The conflict has killed hundreds, sent 30,000 refugees into Sudan, and called into question whether Prime Minister Abiy Ahmed – Africa’s youngest leader and last year’s Nobel Peace Prize winner – can hold his ethnically-divided nation together.

A federal government air strike injured many university students on Thursday in the Tigray capital of Mekelle, a bastion of the regional ruling Tigray People’s Liberation Front, TPLF forces said in a Facebook post.

The attack took place around 12:45 pm (0945 GMT), the post said, in the Meles Academy University, where “it resulted in heavy casualties of many university students and other civilians.” The Facebook message was accompanied by several photos that appeared to show adults with injuries in Mekelle.

Reuters was unable to authenticate the photos or the information; assertions by all sides have been impossible to verify because internet and phone connections to Tigray have been suspended and the government has restricted access.

The government was not immediately available for comment. It has previously denied attacking civilian targets, saying that it has only bombed military installations on the outskirts of Mekelle.

As international alarm grew over spreading instability in the Horn of Africa, U.S. President-elect Joe Biden’s team appealed for an end to fighting and protection for civilians.

Abiy’s government says its troops have won a string of victories and will soon reach Mekelle, a highland town of about 500,000 people, where the TPLF has strong support and a battle-hardened history.

“Our defence forces are moving forward and closing in on Mekelle,” government spokesman Redwan Hussein told reporters. “There are a number of towns that have fallen.”

The war has pitted the central government against one of the most heavily militarised of 10 ethnic states that make up Ethiopia. Tigrayans from the TPLF effectively ruled Ethiopia for decades as the strongest force in a multi-ethnic coalition, until Abiy took power two years ago.

The government says the TPLF has turned renegade and is holding power in Tigray illegally. The TPLF says the war is part of an unconstitutional assault on regional rights. Both sides accuse the other of atrocities and blocking humanitarian aid.

The government-appointed head of a newly-named interim administration for Tigray, academic Mulu Nega, said new local elections were planned to restore peace to the region once TPLF leaders were ousted.

Ethiopian soldiers were advancing along roads from the south and northwest of Mekelle, a diplomat tracking the conflict said. The TPLF leader told Reuters that while it had lost ground in the south and federal soldiers had taken the town of Shire to the west, it still held the town of Axum, about 215 km (130 miles) north west of Mekelle, implying resistance was fierce.

The TPLF’s information bureau said its forces had eliminated two army divisions and a mechanised force around the town of Alamata, without offering evidence.

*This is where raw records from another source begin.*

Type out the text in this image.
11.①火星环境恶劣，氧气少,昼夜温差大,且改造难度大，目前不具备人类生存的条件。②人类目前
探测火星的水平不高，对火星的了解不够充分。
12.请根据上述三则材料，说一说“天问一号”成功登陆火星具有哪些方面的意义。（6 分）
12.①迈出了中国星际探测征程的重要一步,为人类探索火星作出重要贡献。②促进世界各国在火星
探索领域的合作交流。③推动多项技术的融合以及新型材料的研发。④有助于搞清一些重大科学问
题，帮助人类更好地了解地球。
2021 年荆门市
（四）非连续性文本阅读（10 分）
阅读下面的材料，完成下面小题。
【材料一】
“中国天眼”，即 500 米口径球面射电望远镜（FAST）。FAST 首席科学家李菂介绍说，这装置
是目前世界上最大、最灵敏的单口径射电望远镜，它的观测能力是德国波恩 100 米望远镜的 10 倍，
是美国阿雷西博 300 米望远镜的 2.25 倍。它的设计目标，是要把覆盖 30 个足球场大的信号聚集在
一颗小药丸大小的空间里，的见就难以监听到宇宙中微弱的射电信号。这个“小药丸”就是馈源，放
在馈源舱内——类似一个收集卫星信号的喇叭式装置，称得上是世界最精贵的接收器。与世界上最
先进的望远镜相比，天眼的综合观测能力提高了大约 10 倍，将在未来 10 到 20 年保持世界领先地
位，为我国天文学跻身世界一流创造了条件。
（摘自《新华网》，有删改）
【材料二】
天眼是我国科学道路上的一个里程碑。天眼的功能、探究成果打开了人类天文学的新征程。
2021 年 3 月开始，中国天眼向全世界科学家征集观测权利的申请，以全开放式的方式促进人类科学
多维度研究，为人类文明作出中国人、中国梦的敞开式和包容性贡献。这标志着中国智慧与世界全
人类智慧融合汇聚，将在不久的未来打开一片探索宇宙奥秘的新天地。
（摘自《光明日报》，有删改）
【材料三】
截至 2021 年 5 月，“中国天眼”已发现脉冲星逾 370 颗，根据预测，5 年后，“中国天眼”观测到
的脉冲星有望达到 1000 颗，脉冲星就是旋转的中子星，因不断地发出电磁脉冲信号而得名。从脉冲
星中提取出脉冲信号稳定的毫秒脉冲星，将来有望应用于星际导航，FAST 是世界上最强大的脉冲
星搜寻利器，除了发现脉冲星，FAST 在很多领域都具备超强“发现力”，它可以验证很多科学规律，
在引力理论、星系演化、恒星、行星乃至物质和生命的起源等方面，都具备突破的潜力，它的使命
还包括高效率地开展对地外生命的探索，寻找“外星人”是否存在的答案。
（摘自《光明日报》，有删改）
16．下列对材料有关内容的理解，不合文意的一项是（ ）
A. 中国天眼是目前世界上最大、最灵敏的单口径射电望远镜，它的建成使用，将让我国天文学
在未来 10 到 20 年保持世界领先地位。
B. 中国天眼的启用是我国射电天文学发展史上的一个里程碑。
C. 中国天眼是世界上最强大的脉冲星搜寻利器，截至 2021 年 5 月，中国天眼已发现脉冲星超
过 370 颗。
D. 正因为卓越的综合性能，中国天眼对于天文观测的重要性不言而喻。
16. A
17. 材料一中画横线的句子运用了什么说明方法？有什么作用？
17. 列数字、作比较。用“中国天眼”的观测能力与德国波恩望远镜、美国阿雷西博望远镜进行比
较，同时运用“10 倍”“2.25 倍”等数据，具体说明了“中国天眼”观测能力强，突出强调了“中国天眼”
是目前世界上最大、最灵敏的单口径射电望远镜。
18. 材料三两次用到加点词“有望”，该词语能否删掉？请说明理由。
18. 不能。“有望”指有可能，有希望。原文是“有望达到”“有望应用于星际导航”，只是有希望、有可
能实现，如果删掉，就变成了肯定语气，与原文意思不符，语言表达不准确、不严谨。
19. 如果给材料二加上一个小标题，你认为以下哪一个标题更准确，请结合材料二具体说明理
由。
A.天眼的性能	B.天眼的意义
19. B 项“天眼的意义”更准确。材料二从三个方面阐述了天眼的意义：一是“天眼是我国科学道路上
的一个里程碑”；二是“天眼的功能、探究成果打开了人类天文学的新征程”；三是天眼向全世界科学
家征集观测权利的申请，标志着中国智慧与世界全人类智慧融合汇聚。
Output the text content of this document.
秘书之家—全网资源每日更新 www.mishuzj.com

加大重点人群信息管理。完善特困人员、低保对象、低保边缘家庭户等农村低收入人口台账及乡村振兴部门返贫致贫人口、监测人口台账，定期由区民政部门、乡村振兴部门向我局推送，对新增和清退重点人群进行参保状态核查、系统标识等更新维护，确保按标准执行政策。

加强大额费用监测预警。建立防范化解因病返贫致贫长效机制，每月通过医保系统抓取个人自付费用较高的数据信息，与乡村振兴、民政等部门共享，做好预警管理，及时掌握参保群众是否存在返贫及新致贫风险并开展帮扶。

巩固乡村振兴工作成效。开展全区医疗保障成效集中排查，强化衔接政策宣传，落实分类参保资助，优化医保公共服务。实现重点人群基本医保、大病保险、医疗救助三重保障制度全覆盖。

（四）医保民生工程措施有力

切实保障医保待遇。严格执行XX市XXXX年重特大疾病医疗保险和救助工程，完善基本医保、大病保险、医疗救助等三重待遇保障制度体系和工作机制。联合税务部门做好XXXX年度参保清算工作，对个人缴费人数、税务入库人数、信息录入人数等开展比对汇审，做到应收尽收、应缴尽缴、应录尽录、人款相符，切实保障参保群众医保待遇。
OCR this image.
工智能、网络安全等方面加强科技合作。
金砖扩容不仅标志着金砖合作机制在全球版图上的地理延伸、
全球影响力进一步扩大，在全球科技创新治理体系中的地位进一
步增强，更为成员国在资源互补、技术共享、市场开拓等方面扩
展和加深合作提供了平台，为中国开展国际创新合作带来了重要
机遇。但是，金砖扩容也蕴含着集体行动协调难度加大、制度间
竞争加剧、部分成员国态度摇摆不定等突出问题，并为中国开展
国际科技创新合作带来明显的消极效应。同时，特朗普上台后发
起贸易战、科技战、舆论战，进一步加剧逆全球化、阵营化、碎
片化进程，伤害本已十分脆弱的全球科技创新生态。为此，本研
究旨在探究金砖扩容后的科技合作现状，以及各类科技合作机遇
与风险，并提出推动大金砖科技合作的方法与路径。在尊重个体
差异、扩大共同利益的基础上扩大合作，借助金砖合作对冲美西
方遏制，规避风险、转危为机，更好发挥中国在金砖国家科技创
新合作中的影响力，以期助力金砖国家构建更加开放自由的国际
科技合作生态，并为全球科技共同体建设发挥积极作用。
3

Tigrayans held sway in Ethiopia for more than two decades despite making up just 5% of the population, as leaders of a coalition that took power in 1991.

Abiy, whose parents are from the much larger Oromo and Amhara ethnic groups, came to power in 2018 pledging to unite Ethiopians. He freed thousands of political prisoners and pledged to end an era where one ethnic group had dominated.

The TPLF bucked against the change and accused Abiy’s government of an ethnic vendetta against former officials.

Ethiopia’s military on Thursday accused the most prominent Tigrayan abroad, WHO head Tedros Adhanom Ghebreyesus, of trying to procure arms and diplomatic backing for the TPLF.

Ethiopian army chief Birhanu Jula called Tedros, who served as a minister in a TPLF-led Ethiopian coalition government for more than a decade before taking the helm of the global health body, “a criminal”. Bihanu provided no evidence, and Tedros and the WHO offered no immediate response.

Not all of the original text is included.